Heard the Noon Siren, Many Years Later

Without much input, I’ve been reassigned to a previously occupied 2nd-story corner apartment. It’s not bad actually, though adjusting is a little odd. It’s so unlike anywhere I’ve lived, yet oddly so close — just a building over and a floor down.

I explore how it feels by walking around the chain of rooms, as the place is laid out on a loop. Some of the rooms are still set up with generic prop housewares as if for a real estate listing. I get a strong feeling of fondness here, unexpected acceptence of the new situation. It’s in things like discovering the single long, high bookshelf running across the series of front rooms, already stocked (by whoever lived here last) with good and interesting bond. I feel the same way when I gaze up to the highest part of the ceiling, a peaked triangular glass double window showing gauzy windows to an upper floor mezzanine and abundant houseplants.

The front door is inset from the 90° wraparound walkway outside, so people frequently cut through my little doorway alcove — I sometimes open the door and startle someone walking past. The view is just different enough to be mildly disorienting, almost refreshing at the same time.
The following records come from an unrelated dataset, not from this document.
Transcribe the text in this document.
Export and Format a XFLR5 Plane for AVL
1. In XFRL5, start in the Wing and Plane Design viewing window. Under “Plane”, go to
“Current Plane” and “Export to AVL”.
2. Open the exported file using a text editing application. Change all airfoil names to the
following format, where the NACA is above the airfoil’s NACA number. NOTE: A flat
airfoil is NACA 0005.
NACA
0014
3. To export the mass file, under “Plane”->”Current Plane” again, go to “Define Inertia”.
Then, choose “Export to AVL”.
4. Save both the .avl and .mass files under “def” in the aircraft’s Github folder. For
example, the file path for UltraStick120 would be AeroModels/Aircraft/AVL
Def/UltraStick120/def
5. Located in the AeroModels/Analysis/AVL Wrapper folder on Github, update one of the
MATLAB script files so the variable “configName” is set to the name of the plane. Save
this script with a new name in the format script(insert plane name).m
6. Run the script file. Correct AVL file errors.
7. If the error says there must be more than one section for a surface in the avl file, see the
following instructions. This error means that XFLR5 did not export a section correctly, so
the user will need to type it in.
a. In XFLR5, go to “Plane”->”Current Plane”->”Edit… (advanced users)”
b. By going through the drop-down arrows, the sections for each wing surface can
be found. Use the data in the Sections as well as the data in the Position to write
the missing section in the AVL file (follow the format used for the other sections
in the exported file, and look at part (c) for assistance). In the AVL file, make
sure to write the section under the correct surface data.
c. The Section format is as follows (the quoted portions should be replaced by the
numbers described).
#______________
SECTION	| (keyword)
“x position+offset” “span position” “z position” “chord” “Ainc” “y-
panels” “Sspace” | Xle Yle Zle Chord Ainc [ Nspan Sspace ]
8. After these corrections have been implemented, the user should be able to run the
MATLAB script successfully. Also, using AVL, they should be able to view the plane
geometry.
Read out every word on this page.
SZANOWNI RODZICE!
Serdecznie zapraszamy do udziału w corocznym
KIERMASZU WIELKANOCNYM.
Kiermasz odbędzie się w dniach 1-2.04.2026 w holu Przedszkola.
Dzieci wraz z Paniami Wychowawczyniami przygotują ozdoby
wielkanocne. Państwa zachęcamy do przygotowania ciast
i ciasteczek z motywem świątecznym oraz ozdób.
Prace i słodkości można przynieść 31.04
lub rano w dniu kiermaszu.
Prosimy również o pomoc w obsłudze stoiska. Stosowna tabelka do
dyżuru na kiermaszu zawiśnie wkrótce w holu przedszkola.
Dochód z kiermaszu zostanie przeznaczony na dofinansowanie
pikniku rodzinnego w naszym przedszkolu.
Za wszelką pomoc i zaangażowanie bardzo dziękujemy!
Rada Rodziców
Yet, while I look, I see workers from the city chopping parts of a tall tree in the street. There’s some new ordinance or decision, and public lighting can no longer use natural supports — either a lawsuit or some natural preservation thing. So the tree on the sidewalk just outside, the one that the community rigged up themselves, is now having many branches cut out because it’s the fastest way to meet the ordinance. It’s regrettable.

I hear the San Francisco noon siren for the first time in many years. It’s instantly recognizable, but there’s some kind of muffled announcement afterwards. I take it there’s some kind of provocative race angle in it? Something about “the Chinese”? So I’m a bit disappointed, obviously. But I should mention, for the record, that today actually is Tuesday, and I actually was asleep around noon when this would’ve happened.


I find out about a term Google has for a category of tool, from a “lake of hammers”, a colorful metaphor. The manager I’m talking to claims it isn’t fun to say, which I happen to disagree with. Lake of Hammers.

I am surprised to see that the Amanitas mushrooms I forgot about have actually ripened over time. They’re a pleasantly shiny smooth purple on each end, both cap and root.

My wife and I are walking down Market St, and as we cross the crosswalk aggressive sports cars cut close around us. Later we’re riding scooter together up Market when the bike falls over at an intersection. I take a shortcut through a college campus. Only halfway down, where I thought there were ramps, instead there are concrete stairs. Bullshit non accessible bullshit. Instead I exit out through a side door, passing by a plaque memorializing and praising an Italian design course or academy.